The actual 10-to-1 Land party line commercial was a worthy successor to the retired porn star sketch, with Diaz, McKinnon, and Cecily Strong starting out at the typical, dead-eyed late-night sexy pitch gals, only for each of their come-ons to devolve into delightfully loopy weirdness. Striking a series of ever more awkwardly “sexy” poses, the three gradually revealed tantalizingly insane hints about what they expect their phone suitors to do for them and, in McKinnon’s case, what she did to get herself into her predicament. (It involves the Pepsi challenge gone very, very wrong.)

Stray observations:

  • The interstitial tribute to Mike Nichols (apart from general admiration), probably had to do with the fact that Nichols directed Gilda Live on Broadway.
  • Some of the benefits of being a back home baller: Free Wi-Fi, cheese on chips, pajamas that cost $10.
  • “We finish each others’…” “Spider penis!”
  • “You know this is my first time seeing a play and I think I’m done.”
  • “Which one’s your daughter?” “I’d rather not say.”
  • “At least he didn’t eat it.” “Oh, I’m so sick of hearin’ that.”
  • “He kept whispering: ‘Please don’t embarrass me in front of the entire school… I am just a pawn of conformity.
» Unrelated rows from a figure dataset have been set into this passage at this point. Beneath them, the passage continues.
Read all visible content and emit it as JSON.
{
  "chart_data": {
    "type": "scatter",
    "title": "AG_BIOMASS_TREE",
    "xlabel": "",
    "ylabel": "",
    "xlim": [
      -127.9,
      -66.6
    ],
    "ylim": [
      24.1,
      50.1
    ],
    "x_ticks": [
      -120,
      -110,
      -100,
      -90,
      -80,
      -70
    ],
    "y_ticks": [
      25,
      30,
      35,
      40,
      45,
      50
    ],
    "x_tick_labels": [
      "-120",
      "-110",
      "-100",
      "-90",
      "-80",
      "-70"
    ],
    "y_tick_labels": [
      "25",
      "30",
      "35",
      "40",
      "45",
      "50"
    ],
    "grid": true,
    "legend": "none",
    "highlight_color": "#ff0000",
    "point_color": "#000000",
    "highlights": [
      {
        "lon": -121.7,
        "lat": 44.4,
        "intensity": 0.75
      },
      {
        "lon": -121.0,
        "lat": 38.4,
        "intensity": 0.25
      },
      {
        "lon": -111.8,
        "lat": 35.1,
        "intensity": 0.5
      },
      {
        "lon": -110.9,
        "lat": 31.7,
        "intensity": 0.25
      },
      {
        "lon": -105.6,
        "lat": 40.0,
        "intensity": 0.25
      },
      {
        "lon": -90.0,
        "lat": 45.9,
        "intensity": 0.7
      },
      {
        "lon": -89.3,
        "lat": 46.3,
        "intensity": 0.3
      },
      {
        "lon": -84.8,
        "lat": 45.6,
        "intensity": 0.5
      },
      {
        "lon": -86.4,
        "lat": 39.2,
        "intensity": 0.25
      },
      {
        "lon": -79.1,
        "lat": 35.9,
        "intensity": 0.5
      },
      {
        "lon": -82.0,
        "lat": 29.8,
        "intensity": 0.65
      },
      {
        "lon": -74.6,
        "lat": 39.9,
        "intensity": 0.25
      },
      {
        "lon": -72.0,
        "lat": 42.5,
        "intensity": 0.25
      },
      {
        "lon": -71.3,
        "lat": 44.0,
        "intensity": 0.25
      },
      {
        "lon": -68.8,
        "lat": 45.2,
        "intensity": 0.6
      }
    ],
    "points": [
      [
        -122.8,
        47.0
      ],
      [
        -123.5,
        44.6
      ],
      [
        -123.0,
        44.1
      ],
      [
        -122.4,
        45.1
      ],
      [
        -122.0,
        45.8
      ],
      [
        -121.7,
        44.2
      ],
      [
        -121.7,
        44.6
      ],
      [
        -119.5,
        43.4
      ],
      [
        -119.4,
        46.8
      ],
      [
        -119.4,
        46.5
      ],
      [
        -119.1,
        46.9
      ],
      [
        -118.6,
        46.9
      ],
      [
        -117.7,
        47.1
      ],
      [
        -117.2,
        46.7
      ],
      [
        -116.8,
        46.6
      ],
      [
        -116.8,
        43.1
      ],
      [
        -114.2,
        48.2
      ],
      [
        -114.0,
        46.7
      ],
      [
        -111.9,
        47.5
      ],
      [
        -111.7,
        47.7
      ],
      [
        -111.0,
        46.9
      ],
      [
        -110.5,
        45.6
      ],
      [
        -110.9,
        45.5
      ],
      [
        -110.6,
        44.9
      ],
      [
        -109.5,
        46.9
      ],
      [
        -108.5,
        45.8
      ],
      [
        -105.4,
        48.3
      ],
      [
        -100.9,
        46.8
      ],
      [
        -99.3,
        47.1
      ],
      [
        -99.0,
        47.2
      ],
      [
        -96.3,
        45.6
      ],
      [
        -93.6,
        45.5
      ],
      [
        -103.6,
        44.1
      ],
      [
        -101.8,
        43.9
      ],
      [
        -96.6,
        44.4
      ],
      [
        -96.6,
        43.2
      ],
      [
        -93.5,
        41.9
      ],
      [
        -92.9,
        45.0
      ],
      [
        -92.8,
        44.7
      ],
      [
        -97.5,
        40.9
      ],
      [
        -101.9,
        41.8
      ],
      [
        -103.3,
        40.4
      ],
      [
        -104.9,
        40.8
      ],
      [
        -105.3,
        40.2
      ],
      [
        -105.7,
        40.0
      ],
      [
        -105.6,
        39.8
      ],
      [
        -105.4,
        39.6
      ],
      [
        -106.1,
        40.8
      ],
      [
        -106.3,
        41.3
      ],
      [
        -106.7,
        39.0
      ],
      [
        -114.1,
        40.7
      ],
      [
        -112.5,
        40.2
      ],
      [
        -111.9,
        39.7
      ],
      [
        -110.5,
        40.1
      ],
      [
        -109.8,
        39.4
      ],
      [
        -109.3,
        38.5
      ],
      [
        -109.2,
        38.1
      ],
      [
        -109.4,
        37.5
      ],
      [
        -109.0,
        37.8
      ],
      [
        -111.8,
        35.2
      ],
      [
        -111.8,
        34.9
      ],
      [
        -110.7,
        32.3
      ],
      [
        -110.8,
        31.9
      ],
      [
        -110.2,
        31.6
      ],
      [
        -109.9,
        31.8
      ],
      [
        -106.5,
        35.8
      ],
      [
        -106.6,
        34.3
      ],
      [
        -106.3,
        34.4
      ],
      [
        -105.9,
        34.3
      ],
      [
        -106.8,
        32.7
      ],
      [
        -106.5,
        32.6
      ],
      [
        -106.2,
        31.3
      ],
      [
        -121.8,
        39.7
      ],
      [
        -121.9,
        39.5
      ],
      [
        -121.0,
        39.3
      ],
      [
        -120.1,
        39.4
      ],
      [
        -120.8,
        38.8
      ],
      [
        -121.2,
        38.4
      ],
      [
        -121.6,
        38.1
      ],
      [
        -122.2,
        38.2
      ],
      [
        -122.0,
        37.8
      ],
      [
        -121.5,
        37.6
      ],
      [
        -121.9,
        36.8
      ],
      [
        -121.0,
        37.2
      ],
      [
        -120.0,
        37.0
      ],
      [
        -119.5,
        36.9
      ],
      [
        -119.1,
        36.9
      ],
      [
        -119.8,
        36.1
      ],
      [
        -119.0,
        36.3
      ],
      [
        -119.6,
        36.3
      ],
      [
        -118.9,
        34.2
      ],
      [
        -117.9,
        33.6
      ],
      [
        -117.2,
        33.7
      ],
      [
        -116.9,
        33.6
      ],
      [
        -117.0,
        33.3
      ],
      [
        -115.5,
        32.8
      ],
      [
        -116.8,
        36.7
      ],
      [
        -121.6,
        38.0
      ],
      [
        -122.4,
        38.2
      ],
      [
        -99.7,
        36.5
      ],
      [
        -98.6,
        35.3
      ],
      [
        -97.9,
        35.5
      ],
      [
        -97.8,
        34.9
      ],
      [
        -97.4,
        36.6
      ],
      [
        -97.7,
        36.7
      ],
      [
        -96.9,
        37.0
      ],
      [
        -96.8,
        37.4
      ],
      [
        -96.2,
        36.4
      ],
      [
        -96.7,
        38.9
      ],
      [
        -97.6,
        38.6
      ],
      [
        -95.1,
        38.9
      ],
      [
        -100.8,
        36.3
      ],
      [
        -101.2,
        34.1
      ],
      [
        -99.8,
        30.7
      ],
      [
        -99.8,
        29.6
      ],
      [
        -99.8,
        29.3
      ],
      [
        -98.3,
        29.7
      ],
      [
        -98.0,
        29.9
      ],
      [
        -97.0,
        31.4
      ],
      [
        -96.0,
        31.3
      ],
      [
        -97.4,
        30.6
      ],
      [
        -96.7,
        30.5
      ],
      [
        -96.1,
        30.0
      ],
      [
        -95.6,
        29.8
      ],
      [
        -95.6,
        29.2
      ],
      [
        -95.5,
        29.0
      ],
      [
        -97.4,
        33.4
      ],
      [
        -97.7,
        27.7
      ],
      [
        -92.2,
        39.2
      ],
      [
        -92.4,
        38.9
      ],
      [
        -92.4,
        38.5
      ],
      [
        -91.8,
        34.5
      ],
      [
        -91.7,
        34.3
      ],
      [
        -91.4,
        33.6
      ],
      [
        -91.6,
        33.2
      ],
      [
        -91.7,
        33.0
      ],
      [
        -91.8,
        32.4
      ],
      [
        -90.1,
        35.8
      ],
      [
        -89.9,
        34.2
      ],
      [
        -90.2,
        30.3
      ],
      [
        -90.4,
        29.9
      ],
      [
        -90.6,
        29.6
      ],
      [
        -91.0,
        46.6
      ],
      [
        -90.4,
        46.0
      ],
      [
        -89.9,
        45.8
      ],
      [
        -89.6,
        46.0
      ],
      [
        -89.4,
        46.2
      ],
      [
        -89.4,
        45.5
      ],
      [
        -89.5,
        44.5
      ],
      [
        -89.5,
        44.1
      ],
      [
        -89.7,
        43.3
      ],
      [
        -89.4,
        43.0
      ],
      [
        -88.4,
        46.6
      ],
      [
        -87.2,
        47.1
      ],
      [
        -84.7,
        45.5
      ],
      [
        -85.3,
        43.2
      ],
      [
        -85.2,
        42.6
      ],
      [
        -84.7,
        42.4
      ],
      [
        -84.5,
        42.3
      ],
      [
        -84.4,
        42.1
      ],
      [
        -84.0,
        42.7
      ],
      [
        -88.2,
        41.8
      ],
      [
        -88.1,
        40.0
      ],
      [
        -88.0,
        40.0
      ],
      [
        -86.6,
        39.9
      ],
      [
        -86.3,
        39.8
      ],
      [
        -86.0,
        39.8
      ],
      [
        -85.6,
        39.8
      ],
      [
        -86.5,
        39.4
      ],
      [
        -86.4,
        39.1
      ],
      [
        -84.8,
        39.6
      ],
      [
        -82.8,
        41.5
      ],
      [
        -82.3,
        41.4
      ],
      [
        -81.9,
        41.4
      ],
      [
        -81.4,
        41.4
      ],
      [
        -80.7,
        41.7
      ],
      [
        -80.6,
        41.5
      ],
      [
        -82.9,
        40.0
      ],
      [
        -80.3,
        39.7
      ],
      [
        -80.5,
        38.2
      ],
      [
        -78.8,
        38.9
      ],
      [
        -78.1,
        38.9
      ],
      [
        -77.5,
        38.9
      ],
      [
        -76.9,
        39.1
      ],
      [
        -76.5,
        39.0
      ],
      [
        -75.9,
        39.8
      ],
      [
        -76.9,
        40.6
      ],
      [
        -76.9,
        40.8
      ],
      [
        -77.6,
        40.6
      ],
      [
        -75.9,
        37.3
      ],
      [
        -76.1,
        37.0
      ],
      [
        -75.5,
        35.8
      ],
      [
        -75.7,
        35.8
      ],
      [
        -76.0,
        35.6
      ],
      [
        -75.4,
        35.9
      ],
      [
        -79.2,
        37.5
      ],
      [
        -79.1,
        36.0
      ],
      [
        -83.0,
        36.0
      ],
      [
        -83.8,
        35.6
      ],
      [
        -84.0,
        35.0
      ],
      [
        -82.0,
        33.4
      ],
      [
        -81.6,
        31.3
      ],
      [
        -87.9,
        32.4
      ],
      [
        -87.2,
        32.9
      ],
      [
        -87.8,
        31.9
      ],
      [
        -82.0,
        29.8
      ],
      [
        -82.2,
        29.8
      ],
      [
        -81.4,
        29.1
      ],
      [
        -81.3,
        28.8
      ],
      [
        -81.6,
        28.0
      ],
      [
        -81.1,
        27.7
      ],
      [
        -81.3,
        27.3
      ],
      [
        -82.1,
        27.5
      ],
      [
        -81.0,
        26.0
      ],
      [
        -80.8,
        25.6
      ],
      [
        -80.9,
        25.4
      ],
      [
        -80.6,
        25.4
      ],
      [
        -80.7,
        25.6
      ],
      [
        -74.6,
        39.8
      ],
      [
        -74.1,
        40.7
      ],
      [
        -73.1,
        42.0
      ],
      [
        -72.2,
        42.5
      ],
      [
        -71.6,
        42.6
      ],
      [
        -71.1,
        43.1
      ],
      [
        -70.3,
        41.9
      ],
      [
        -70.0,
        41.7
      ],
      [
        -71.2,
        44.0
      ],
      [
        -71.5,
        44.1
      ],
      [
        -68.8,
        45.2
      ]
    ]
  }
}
And you listen to the best music.’”
  • “PS: Another thing about that package, as soon as you get that package it has to go into the fridge.”
  • SNL Vintage report: Man, I imagine viewers tonight were as nonplussed to witness what was essentially a Paul Simon musical showcase as were viewers in 1976. As ever, however, seeing and hearing George Harrison was an unexpected pleasure.